In a recent post, we discussed the cause of a 270% increase in business e-mail compromise scams, known as “B.E.C.” scams. There, hackers spoofed e-mails of company executives that directed lower-level employees to wire money to hacker-owned bank accounts under the guise of purchase order or other business invoice. While B.E.C. scams are relatively unsophisticated, other recently reported scams are more complex.
One such scam preys on two-factor authentication (“2FA”) techniques often used by financial institutions and other highly sensitive keepers of data. Like in B.E.C. scams, in the 2FA scams, a hacker first uses a spoofed e-mail or text message. The spoofed message will appear to come from a company with which the target has an account. It will notify the target of “suspicious activity” or some other potential “breach” of the target’s account, and direct the target to reply with or forward an authentication code, which the target will receive via text messaging to a particular number.

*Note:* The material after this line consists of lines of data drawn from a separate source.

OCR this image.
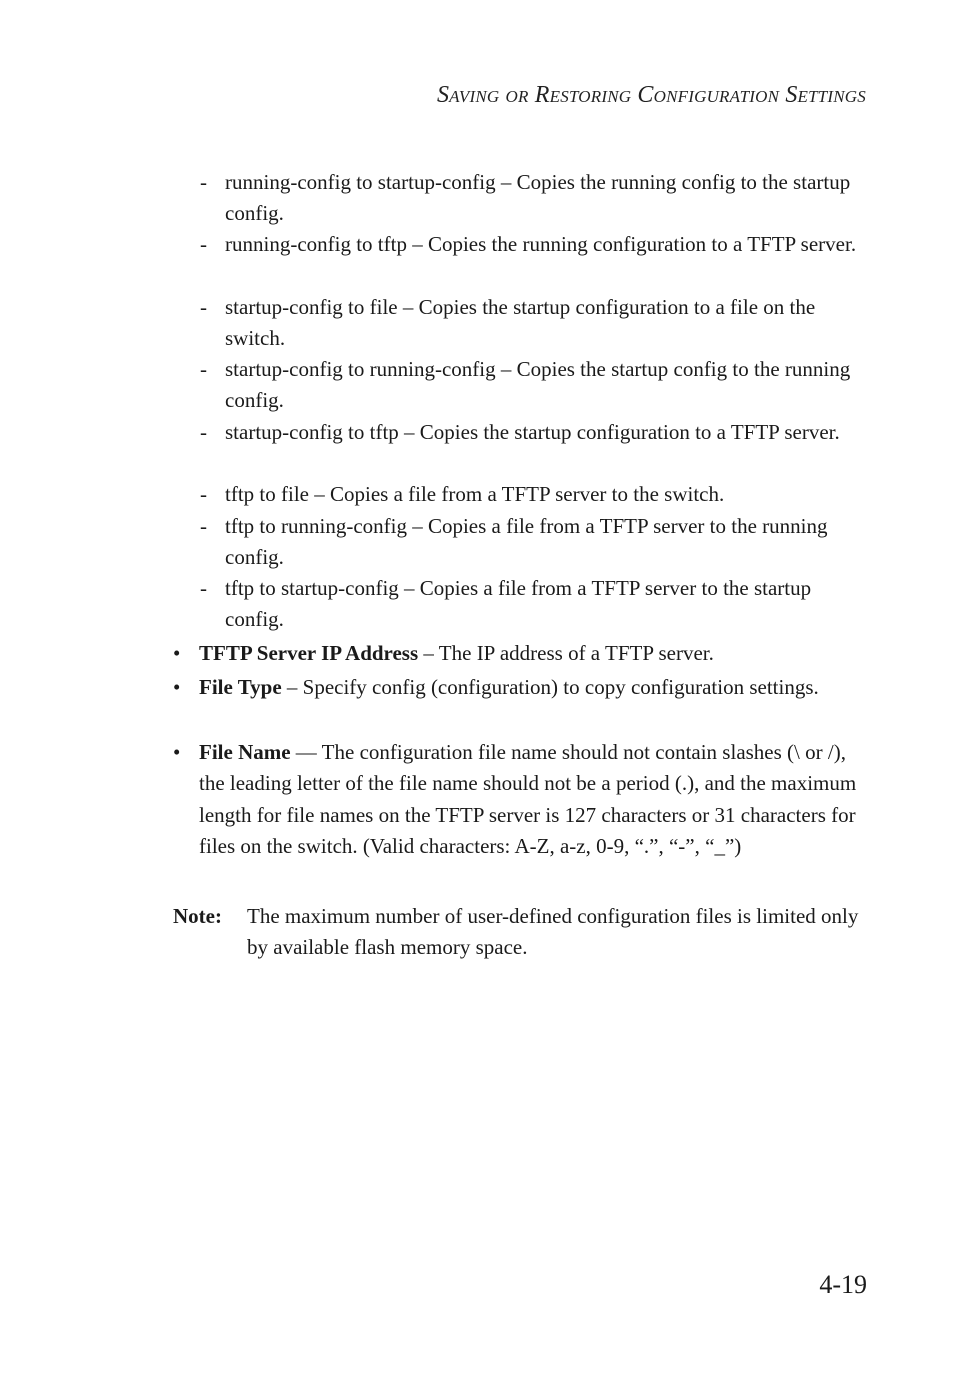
Saving or Restoring Configuration Settings
- running-config to startup-config – Copies the running config to the startup config.
- running-config to tftp – Copies the running configuration to a TFTP server.
- startup-config to file – Copies the startup configuration to a file on the switch.
- startup-config to running-config – Copies the startup config to the running config.
- startup-config to tftp – Copies the startup configuration to a TFTP server.
- tftp to file – Copies a file from a TFTP server to the switch.
- tftp to running-config – Copies a file from a TFTP server to the running config.
- tftp to startup-config – Copies a file from a TFTP server to the startup config.
• TFTP Server IP Address – The IP address of a TFTP server.
• File Type – Specify config (configuration) to copy configuration settings.
• File Name — The configuration file name should not contain slashes (\ or /), the leading letter of the file name should not be a period (.), and the maximum length for file names on the TFTP server is 127 characters or 31 characters for files on the switch. (Valid characters: A-Z, a-z, 0-9, “.”, “-”, “_”)
Note: The maximum number of user-defined configuration files is limited only by available flash memory space.
4-19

The hacker then logs into the target’s account using usernames and passwords that he or she acquired from phishing scams, keystroke-logging malware or prior data breaches, prompting the authentication code to be sent to the target. Unbeknownst to the target, the hacker owns the phone number to which the target sends the authentication code, and the hacker has unfettered access to the target’s accounts.

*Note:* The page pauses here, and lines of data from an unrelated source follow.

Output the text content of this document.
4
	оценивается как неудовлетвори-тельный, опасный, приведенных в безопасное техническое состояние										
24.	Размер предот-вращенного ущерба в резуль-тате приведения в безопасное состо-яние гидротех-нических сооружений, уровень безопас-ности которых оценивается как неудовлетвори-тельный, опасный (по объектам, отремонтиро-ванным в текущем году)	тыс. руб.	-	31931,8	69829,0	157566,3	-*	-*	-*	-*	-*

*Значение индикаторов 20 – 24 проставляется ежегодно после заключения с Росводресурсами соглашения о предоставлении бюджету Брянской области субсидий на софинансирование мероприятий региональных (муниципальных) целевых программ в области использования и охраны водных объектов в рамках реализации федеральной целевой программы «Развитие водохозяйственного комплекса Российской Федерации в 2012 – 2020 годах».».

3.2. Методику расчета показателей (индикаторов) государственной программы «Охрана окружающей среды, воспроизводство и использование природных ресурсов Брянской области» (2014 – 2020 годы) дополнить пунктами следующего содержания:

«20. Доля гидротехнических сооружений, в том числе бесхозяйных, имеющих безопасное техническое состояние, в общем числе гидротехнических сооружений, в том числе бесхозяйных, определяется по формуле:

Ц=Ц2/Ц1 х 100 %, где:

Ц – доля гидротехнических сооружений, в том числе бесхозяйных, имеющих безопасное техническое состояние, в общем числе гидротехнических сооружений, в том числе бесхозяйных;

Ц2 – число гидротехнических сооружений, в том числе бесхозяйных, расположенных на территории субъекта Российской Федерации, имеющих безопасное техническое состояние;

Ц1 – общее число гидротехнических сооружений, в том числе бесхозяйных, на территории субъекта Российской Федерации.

The security enhancements of 2FA systems are only as strong as the authenticator’s ability to handle the unexpected. Business organizations and their clients should be familiar with 2FA scams. Leaders should warn executives and their customers that authentication codes will never be requested and should never be forwarded. Authenticators should not panic if they receive an unexpected message warning of suspicious activity or a breached account. Instead, by working together, businesses and their clients can avoid becoming the next victim of 2FA scams.